Saturday, October 6, 2012

The Long Haul


           As I walk along the sidewalk, a phrase comes to mind.  I consider it, repeat it, turn it back and forth, say it out loud (something I’m doing more and more of and which can worry passersby).  I suddenly realize that it could go with a poem that I was working on five years ago and eventually abandoned.  I had liked the poem, but it had never quite worked.  This phrase could be the solution, or at least a way towards a solution.  When I get home, I find the old file and start revising the section of poem where the phrase might fit.  It becomes better, much better, but it still isn’t right.  And then, perhaps because I’ve been writing a lot of fiction this summer, I realize the poem isn’t a poem, but a piece of short fiction.  Or – to not even bother with these distinctions – the piece doesn’t need line breaks and stanzas, but paragraph breaks and looser sentences.  When I make these changes, it comes together.
            If someone should ask one day, “How long did it take you to write that?” what should I answer?  Several afternoons?  A couple of weeks?  That’s how much actual time I spent, but those afternoons were separated by years.
            I’m often asked for advice about writing, and the main piece I have, perhaps the only one, is:  be in it for the long haul.  Not because it takes years to achieve success or recognition, but because it can take years to finish even some small works.
            In a preface to Six Degrees of Separation, John Guare explains how he read about one of the play’s key events in a newspaper, but he didn’t write about it, or even think about it explicitly, for six years.  He also mentions writing another play, but not having a beginning for it.  Then, in his notebooks, he found material that he had written two years earlier that fit perfectly.
            Or to offer a different example, Neil Gaiman has talked about how he had the idea for The Graveyard Book, started to write it, and realized that he wasn’t good enough to do it (or didn’t think he was).  So, he put the idea aside and developed his skills.  Twenty years later, he tried again, and discovered that he could write the book in a way that satisfied him.
            Some might find this discouraging.  I find it reassuring.  Writing is something that – at least theoretically – you can get better at as you get older.  Our physical skills decline much faster than our mental ones.  I have long past the point where I can improve at basketball, soccer, or swimming, but I think my writing is getting better.  Cervantes published the first part of Don Quixote when he was 57, and then, he is believed to have hit his “creative stride” at 65.  Saul Bellow, John Updike, Adrienne Rich, all continued to do important work until they died
            Some consider writing an act of faith.  I consider it an act of optimism.  My advice?  The usual.  Go home and write.  For years.  Hopefully the rest of your life.

1 comment:

  1. "In 1959 he writes Goodbye, Columbus and it's a masterpiece, magnificent.

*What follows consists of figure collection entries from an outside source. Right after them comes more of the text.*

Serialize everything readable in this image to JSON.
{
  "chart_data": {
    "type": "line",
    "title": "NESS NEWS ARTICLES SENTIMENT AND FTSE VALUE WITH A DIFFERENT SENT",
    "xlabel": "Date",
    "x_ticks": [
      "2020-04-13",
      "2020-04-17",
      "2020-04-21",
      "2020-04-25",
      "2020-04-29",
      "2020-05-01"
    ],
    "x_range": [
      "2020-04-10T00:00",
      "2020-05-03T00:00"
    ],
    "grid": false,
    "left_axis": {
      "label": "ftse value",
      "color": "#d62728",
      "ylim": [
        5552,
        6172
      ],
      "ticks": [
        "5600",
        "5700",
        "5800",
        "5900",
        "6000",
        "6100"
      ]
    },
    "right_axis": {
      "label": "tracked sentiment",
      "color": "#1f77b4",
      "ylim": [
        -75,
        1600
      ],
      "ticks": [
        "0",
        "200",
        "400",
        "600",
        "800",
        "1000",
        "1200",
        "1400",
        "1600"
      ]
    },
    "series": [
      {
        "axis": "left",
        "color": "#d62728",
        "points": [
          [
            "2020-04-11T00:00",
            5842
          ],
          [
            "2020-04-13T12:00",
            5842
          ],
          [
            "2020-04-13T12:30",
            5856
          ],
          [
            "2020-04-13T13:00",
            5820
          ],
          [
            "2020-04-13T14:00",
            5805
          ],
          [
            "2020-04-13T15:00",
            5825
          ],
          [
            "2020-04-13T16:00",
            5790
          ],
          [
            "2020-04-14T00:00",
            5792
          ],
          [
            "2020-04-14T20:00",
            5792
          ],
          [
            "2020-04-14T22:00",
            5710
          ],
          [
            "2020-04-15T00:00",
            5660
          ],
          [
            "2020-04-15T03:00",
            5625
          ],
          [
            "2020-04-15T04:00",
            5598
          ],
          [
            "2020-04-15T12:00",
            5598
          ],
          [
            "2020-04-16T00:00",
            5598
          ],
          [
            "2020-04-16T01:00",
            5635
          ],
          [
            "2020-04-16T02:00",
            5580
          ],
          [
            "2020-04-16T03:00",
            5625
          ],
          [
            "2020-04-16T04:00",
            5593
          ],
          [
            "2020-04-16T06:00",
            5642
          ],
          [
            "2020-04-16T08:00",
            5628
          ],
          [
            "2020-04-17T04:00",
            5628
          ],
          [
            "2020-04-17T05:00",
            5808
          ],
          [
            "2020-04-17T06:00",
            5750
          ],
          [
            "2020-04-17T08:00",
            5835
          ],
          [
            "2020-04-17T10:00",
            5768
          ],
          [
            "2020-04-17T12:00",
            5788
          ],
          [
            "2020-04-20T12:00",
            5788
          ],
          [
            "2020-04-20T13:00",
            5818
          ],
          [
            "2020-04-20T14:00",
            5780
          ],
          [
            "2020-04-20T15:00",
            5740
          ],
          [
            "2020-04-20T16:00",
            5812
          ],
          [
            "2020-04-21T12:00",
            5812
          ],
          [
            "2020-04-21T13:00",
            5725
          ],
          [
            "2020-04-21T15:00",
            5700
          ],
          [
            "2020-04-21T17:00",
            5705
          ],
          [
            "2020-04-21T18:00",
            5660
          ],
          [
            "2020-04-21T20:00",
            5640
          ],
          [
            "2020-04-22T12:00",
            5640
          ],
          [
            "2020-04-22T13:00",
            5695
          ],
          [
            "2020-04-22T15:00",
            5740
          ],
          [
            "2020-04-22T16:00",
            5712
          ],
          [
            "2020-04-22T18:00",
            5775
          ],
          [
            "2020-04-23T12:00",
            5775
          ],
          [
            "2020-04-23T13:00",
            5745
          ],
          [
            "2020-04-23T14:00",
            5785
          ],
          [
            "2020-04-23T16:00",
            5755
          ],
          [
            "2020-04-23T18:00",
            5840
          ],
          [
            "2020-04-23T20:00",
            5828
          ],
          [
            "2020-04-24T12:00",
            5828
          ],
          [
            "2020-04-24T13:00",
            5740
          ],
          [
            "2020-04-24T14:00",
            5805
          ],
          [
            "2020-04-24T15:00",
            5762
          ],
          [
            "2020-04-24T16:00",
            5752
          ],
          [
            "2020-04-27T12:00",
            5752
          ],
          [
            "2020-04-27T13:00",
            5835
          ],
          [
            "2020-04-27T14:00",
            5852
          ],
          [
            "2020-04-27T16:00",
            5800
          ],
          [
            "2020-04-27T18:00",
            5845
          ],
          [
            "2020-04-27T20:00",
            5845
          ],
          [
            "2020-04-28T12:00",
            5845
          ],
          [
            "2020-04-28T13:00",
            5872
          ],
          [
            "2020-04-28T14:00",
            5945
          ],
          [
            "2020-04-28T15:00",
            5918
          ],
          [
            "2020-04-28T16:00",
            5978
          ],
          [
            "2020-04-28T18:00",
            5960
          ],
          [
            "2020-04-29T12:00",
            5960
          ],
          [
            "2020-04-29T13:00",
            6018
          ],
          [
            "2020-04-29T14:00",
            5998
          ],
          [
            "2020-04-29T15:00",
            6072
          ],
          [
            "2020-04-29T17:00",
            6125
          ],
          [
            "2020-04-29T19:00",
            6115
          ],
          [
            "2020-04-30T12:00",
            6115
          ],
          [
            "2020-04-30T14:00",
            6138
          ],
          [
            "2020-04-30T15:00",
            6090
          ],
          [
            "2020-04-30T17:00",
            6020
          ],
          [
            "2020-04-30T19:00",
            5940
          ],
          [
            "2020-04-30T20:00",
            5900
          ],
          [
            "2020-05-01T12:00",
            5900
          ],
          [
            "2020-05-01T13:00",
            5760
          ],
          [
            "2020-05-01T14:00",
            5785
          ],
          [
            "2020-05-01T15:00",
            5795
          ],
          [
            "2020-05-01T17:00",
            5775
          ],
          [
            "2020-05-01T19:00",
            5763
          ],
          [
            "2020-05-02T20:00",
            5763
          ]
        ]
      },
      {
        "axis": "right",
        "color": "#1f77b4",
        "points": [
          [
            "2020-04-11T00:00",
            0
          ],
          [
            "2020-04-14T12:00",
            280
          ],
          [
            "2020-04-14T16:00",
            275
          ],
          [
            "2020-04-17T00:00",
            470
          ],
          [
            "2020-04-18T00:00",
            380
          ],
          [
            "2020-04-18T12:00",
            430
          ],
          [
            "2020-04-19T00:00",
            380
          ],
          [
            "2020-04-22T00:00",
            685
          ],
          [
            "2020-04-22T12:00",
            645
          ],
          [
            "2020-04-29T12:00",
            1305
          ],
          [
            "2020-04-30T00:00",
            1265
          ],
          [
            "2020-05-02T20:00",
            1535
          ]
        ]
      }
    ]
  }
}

Fifty-one years later he's 78 years old and he writes Nemesis and it is so wonderful, such a terrific novel ... Tell me one other writer who 50 years apart writes masterpieces," Gekoski said. "If you look at the trajectory of the average novel writer, there is a learning period, then a period of high achievement, then the talent runs out and in middle age they start slowly to decline. People say why aren't Martin [Amis] and Julian [Barnes] getting on the Booker prize shortlist, but that's what happens in middle age. Philip Roth, though, gets better and better in middle age. In the 1990s he was almost incapable of not writing a masterpiece – The Human Stain, The Plot Against America, I Married a Communist. He was 65-70 years old, what the hell's he doing writing that well?"